Todo empezó con un extraño accidente. La vida disoluta de Woods ya era 'vox populi' en Estados Unidos, pero nadie levantaba la voz contra él. Sólo su esposa por entonces, Elin Nordegren, parecía mantenerle a flote, hasta que descubrió que tenía, al menos, 9 amantes. Nordegren se divorció de él y con el tiempo empezó una relación con la esquiadora Lindsay Vonn, pero entre medias, la vorágine de mujeres y escándalos que le rodeaban le situaron más veces en portales como TMZ que en Bleacher Report.

Su retirada en 2009 parecía definitiva. La pérdida de patrocinadores le llevó a una espiral de alcohol y tranquilizantes y la decepción de la sociedad estadounidense con su ídolo era total. Acabó ingresando en una clínica por su adicción al sexo, entre otros excesos. La imagen de la ficha policial de Woods por conducir en aparente estado ebrio (luego se confirmó que era por los fármacos) y, sobre todo, el vídeo de cómo era detenido por la policía, totalmente desorientado debido a los fármacos fue su caída absoluta a los infiernos.

Pocos pensaban que iba a volver a disputar un solo torneo de golf, pero entre dolores de espalda (cuatro operaciones entre 2014 y 2017) y rodilla (que le han obligado a ir modificando su swing a lo largo de los años), poco a poco fue recuperando el viejo lustre. Su victoria en septiembre de 2018 en el Tour Championship, cuarto y último torneo de los playoff de la FedEx Cup del PGA Tour de golf, confirmó que había vuelto a ser el de antes, al menos, en parte.

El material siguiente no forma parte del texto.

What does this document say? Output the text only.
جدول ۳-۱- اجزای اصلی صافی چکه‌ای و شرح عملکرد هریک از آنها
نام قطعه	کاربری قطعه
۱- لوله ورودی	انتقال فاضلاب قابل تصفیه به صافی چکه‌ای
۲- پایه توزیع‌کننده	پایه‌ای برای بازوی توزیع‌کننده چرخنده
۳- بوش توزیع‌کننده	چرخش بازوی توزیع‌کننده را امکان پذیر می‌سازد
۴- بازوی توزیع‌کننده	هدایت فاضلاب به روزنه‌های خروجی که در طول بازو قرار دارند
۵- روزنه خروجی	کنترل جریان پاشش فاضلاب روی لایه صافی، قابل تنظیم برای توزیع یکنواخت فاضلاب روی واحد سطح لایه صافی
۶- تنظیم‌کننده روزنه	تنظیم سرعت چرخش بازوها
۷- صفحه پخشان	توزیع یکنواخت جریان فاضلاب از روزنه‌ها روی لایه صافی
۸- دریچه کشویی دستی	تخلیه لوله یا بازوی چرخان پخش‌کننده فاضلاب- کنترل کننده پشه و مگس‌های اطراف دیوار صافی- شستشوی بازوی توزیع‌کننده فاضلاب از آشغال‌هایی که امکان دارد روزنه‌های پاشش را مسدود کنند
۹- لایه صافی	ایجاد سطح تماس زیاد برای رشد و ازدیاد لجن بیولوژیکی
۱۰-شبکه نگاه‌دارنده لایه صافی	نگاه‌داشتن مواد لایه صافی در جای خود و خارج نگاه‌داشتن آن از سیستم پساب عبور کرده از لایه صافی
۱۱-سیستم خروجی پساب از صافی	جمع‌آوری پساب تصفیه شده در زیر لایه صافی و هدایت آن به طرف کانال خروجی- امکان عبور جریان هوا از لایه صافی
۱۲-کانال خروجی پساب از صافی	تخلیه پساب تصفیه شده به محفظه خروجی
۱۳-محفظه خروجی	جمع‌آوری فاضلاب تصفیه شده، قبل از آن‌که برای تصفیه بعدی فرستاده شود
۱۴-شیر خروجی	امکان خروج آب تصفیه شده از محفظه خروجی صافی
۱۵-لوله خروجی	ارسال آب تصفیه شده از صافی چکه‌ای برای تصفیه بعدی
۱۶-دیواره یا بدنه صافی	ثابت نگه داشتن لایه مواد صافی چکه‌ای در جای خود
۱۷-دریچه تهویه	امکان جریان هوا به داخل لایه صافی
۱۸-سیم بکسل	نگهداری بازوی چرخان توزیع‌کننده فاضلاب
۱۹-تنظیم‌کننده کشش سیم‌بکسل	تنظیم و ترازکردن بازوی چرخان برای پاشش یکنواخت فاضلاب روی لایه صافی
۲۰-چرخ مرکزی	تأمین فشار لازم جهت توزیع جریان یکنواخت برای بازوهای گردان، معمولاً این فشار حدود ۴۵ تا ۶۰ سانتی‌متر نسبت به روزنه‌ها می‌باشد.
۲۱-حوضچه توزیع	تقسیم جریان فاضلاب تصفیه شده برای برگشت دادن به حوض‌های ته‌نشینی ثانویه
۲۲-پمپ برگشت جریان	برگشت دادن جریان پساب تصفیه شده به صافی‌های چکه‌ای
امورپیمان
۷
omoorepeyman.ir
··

Aún herido, afrontó el Masters de Augusta de 2019 con un objetivo: ganar. No ha sido fácil, pero Woods ha atravesado el bosque de espinas para, herido, volver a lo más alto. Ahora los patrocinadores le vuelven a querer, y los abrazos se suceden. Queda por ver si esta redención se mantiene o si vuelve a caer en la tentación.